The PBOC’s “haste in announcing the cut denotes urgency on behalf of policymakers, following an extraordinary rout in Chinese equities in January,” Casanova adds.
It’s far more important, though, that Xi’s team pivots immediately from prioritizing security to economic upgrades. Over the last two years, Xi’s team has ricocheted from pledge to pledge to devise a strategy to take toxic assets off property developers’ balance sheets and sharply reduce their ranks.
One possibility about which investors have long buzzed is Beijing adopting a Resolution Trust Company-like model the US used to address the savings and loan crisis of the 1980s. That could avoid a Japan-like lost decade as a sector that can generate as much as a quarter of China’s GDP gets a new lease on life.
Doing so would afford Xi’s reform team an opportunity to confound the naysayers and reinvigorate China Inc. It would make good on Xi’s pledges to prioritize the quality of growth over the quantity. And it would change the narrative of China repeating the mistakes Japan made in the 1990s amid its bad loan crisis.
Since March, Xi has entrusted the cleanup to his new premier, Li Qiang.

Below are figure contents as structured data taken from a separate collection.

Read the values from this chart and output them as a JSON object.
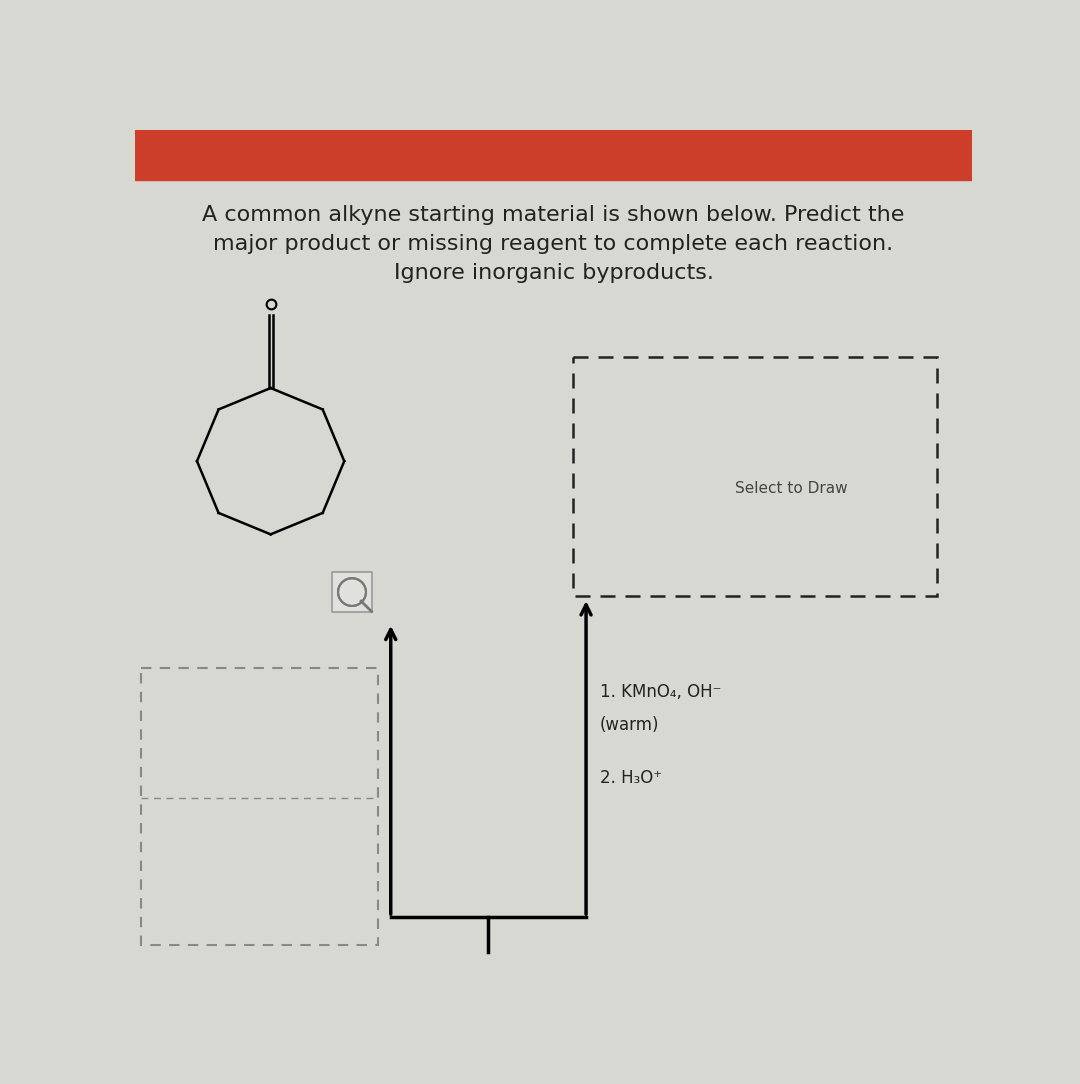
{
  "title_line1": "A common alkyne starting material is shown below. Predict the",
  "title_line2": "major product or missing reagent to complete each reaction.",
  "title_line3": "Ignore inorganic byproducts.",
  "header_color": "#cc3d2a",
  "bg_color": "#d8d8d2",
  "text_color": "#222222",
  "select_to_draw": "Select to Draw",
  "reagent_line1": "1. KMnO₄, OH⁻",
  "reagent_line2": "(warm)",
  "reagent_line3": "2. H₃O⁺",
  "title_fontsize": 16,
  "label_fontsize": 12,
  "small_fontsize": 11
}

The overarching goal has been for financial institutions to try their hand at repairing balance sheets themselves without giant public bailouts that might create fresh “moral hazards.”
Yet a lack of quantifiable progress in addressing the crisis caused trillions of dollars of capital to flee Chinese stocks in 2023. Chinese stocks have lost over $6 trillion in the last three years.
Green is down and red is up on China’s stock market ticker boards. Photo: Asia Times Files / AFP
Monday’s court ruling was handed down by Judge Linda Chan following a June 2022 lawsuit by an investor in an Evergrande unit. Repeatedly, Chan delayed proceedings to afford Evergrande time to cement a restructuring deal. In her ruling, Chan cited a “lack of progress on the part of the company putting forward a viable restructuring proposal” along with Evergrande’s “insolvency.”
Chan told a packed courtroom “I consider that it is appropriate for the court to make a winding-up order against the company, and I so order a winding-up order.”